Closed bdzyubak closed 2 years ago
A prep_training_data class has been implemented which supports segmentation tasks. Data is expected to be in ,/data/images and ,/data/masks. Batch sizes, prefetching, rescaling are defined as defaults and do not need to be specified. Over time, more set methods will be implemented to toggle additional functions. 7e8c70bd0bfb52bc88ffcf33e66f06bd0a83f88f
The data import can now be specified in as little as:
dataset = ImgMaskDataset(os.path.join(top_path,'data'))
dataset.prep_data_img_labels()
Set methods for prefetching batch size and image rescaling are available, and many more will be added later.
The class now also supports classification type data with image data and labels placed like this: /data/images /data/excel_with_labels.csv
Extensions to other data formats and data preprocessing will be implemented in future enhancements. 6fd7f4f8b50ad9a5038a93119a84b60cecb2017b
There are several standard formats for input data.
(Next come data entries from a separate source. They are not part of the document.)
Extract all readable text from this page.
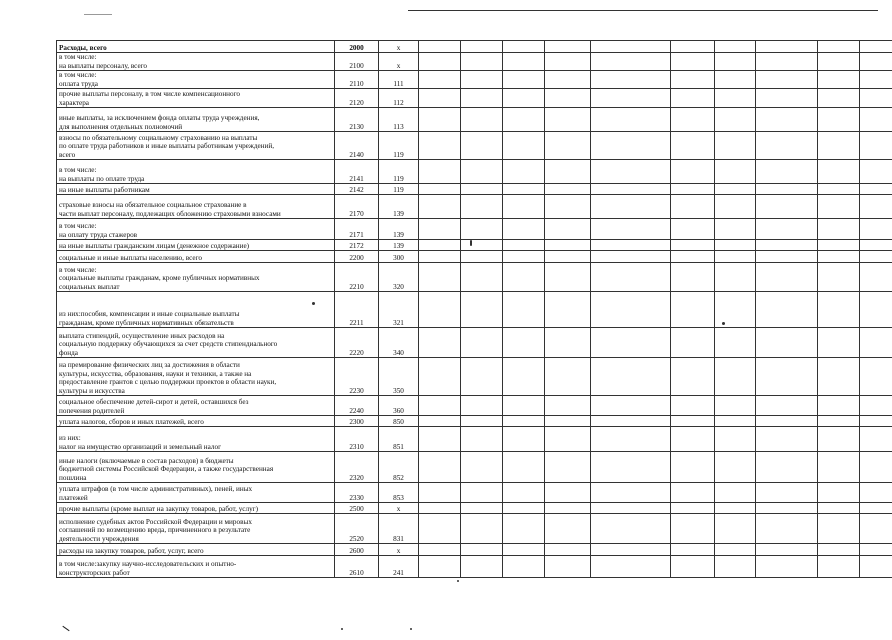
Расходы, всего	2000	x										

в том числе:
на выплаты персоналу, всего	2100	x										

в том числе:
оплата труда	2110	111										

прочие выплаты персоналу, в том числе компенсационного
характера	2120	112										

иные выплаты, за исключением фонда оплаты труда учреждения,
для выполнения отдельных полномочий	2130	113										

взносы по обязательному социальному страхованию на выплаты
по оплате труда работников и иные выплаты работникам учреждений,
всего	2140	119										

в том числе:
на выплаты по оплате труда	2141	119										

на иные выплаты работникам	2142	119										

страховые взносы на обязательное социальное страхование в
части выплат персоналу, подлежащих обложению страховыми взносами	2170	139										

в том числе:
на оплату труда стажеров	2171	139										

на иные выплаты гражданским лицам (денежное содержание)	2172	139										

социальные и иные выплаты населению, всего	2200	300										

в том числе:
социальные выплаты гражданам, кроме публичных нормативных
социальных выплат	2210	320										

из них:пособия, компенсации и иные социальные выплаты
гражданам, кроме публичных нормативных обязательств	2211	321										

выплата стипендий, осуществление иных расходов на
социальную поддержку обучающихся за счет средств стипендиального
фонда	2220	340										

на премирование физических лиц за достижения в области
культуры, искусства, образования, науки и техники, а также на
предоставление грантов с целью поддержки проектов в области науки,
культуры и искусства	2230	350										

социальное обеспечение детей-сирот и детей, оставшихся без
попечения родителей	2240	360										

уплата налогов, сборов и иных платежей, всего	2300	850										

из них:
налог на имущество организаций и земельный налог	2310	851										

иные налоги (включаемые в состав расходов) в бюджеты
бюджетной системы Российской Федерации, а также государственная
пошлина	2320	852										

уплата штрафов (в том числе административных), пеней, иных
платежей	2330	853										

прочие выплаты (кроме выплат на закупку товаров, работ, услуг)	2500	x										

исполнение судебных актов Российской Федерации и мировых
соглашений по возмещению вреда, причиненного в результате
деятельности учреждения	2520	831										

расходы на закупку товаров, работ, услуг, всего	2600	x										

в том числе:закупку научно-исследовательских и опытно-
конструкторских работ	2610	241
For example, segmentation tasks often have a directory of images and a directory of masks with the same number of files. Classification tasks may have a directory of images (or other data), and a csv/text file with labels. For ease of use and maintainability, a class should be implemented capable of reading/preprocess/augmenting input datasets. This is much easier to maintain than copying training scripts and modifying for each problem, and allows more advanced preprocessing methods to be used widely.